Waltz points out three main ways to keep turfgrass healthy on less water.
"One," he said, "is to raise the mowing height to the top of the recommended range."
For instance, if you have a hybrid Bermuda lawn, the proper mowing height is from 0.5 to 1.5 inches. So if you mow it now between 0.5 inches and 1 inch, start mowing between 1 and 1.5 inches.
The mowing heights for Georgia's main turf grasses are 0.5 to 1.5 inches for zoysia, 1 to 1.5 inches for centipede, 1 to 2 inches for common Bermuda and 2 to 3 inches for St. Augustine and tall fescue. Mow annual ryegrass at 0.5 to 2 inches.
Whatever the range, mow your lawn at the top of it during a drought. "The taller the shoots, the deeper the roots," Waltz said.
"Two," he said, "reduce the nitrogen fertilizer to the bottom of the range."
For warm-season grasses (Bermuda, centipede, St. Augustine, zoysia and seashore paspalum), you shouldn't be applying any fertilizer yet, he said. But when you do, apply it lightly.
The nitrogen range for warm-season grasses is 2 to 5 pounds per 1,000 square feet per year, except centipede, which needs only 1 to 2 pounds. The range for tall fescue is 1 to 3 pounds per year.

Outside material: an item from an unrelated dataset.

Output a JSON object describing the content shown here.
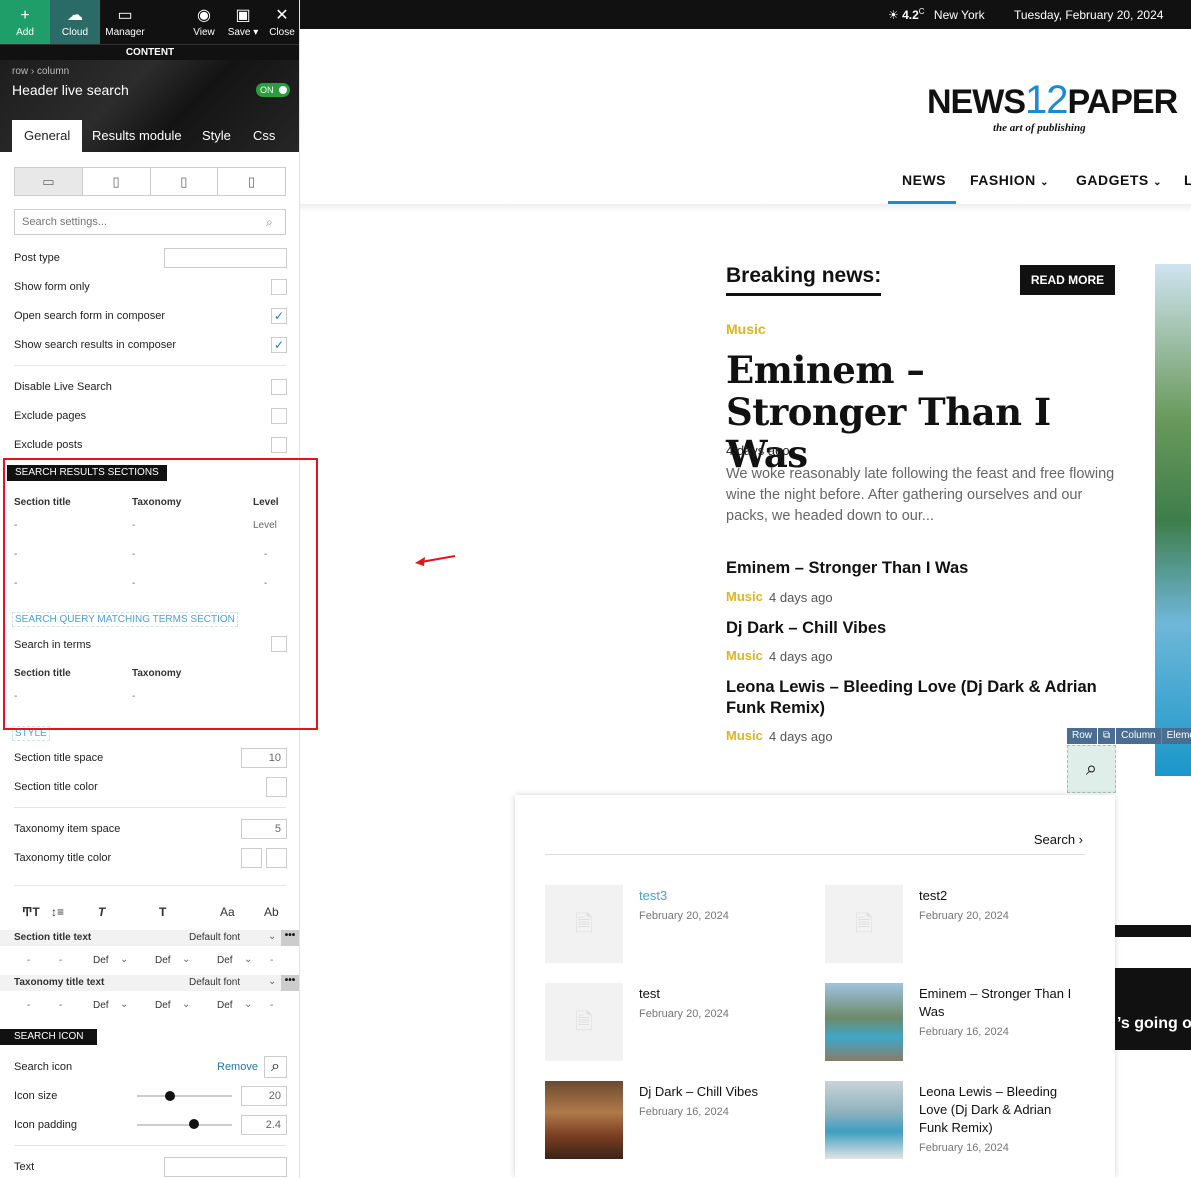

Whatever the range for your lawn, fertilize at the lower part of the range during a drought. The idea, Waltz said, is to promote only as much growth as the roots can sustain.
"Three," he said, "maintain 1 inch of water per week according to Georgia Department of Natural Resources guidelines."
DNR guidelines for the whole state now restrict outdoor watering to three days a week, said state climatologist David Stooksbury.
"Outdoor watering is allowed only from 4 p.m. to 10 a.m. on Sundays, Tuesdays and Thursdays at odd-number street addresses and on Mondays, Wednesdays and Saturdays at even-number addresses," Stooksbury said. "It's banned all day on Fridays."
Local authorities may further restrict some areas, he said.
You can apply one-third of an inch of water three times, Waltz said. But it's best to water less often and more deeply. So a half-inch twice a week is better than one-third inch three times.
"Deep and infrequent watering is best," Waltz said. "Getting the water 8 to 10 inches deep in the soil twice a week is a more efficient way to water."
If you don't know how much water your irrigation system is applying, he said, do a simple test. Put a number of empty tuna or cat food or similar, straight-sided cans on the lawn and run your irrigation for 30 minutes. Then just measure the water depth in the cans with a ruler.
"If you've got one-sixth of an inch," he said, "then you're applying one-third of an inch per hour."
(Dan Rahn is a news editor with the University of Georgia College of Agricultural and Environmental Sciences.)